Through its actions to assure NAND-flash supply for the iPod nano launch, Apple also seized a competitive advantage by locking up so much capacity that there was no opportunity for a competitor to launch a similar flash-based product in the same time period.
Apple’s presentation focused on the methods it uses to monitor and assess market conditions for constrained components like flash-memory, and decide to execute supply-assurance strategies if needed.
As one of the world’s largest volume purchasers of flash-memory, Apple’s actions in the market give it power in that market, but potentially higher risk exposure that it needs to manage.
A key learning is to recognize critical commodities and suppliers, understand risk exposure, and execute mitigation action.

Tuesday, 14 August 2007

Nokia recalls faulty handset battery

Helsinki: Nokia Corp warned Tuesday that up to 46 million batteries used in some of the company's handsets could be faulty and pose a risk of overheating.The advisory applies to batteries manufactured by Matsushita Battery Industrial Co. Ltd. between December 2005 and November 2006, the world's largest mobile phone maker said.Japan's Matsushita is one of several suppliers that have together made some 300 million BL-5C batteries. The lithium-ion battery is one of 14 different types of battery used in Nokia phones.

Nokia said 100 incidents of overheating of the Matsushita-made BL-5C batteries had been reported worldwide, but added that "no serious injuries or property damage have been reported."

Last year, Sony Corp recalled more than 10 million laptops after it discovered that lithium-ion batteries used in them could overheat and catch fire. The recalls included notebooks made by other major computer makers, including Dell Inc, Lenovo Inc, Apple Inc and Acer Inc.

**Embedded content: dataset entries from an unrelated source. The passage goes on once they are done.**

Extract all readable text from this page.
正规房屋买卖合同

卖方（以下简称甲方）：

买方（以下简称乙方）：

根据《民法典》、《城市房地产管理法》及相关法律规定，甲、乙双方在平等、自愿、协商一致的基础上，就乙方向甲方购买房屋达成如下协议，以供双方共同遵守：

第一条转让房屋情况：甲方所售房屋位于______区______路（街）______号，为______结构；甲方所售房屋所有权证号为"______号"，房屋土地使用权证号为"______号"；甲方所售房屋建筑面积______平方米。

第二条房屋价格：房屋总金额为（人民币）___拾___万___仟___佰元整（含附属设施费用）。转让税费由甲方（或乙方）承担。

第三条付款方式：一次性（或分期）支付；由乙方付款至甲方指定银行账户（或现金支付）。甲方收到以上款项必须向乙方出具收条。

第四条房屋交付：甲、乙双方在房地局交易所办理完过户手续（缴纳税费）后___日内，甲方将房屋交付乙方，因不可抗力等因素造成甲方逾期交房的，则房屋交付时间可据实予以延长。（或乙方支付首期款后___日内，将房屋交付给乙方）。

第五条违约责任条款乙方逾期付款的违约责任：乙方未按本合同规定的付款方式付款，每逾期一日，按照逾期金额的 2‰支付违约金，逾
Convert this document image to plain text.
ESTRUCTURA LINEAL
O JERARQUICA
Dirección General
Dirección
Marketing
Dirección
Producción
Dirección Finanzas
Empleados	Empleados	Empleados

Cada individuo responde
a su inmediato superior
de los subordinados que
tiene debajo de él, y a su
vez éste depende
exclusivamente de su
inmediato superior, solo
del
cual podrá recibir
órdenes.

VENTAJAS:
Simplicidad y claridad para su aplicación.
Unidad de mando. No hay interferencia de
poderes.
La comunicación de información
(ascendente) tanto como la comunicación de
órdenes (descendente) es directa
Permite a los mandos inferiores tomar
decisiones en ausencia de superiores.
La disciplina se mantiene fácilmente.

Nokia sells products in 130 countries and employs 110,000 people worldwide. In the second quarter, it sold 100 million mobile devices, claiming a 38 per cent share of the global market.

Source: MSN India
  • What will happen to the Nokia brand image - one opinion is that it has released the total volume of batteries produced by the supplier during the time period which other manufacturers also bought, so quickly recalling the batteries before other competitors in a way I think saves the brand image.....?
  • Who bears the cost of the recall and how are the logistics of it handled?
  • What happens to the supplier during the recall? Most of the times companies push to supplier to bear the cost of the recall?
  • It is much more of a power play issue, with Matshushita being among a large group of suppliers supplying a generic battery industry, it would be interesting to watch who bears the cost and how Nokia's supply strategy is changes a response to this?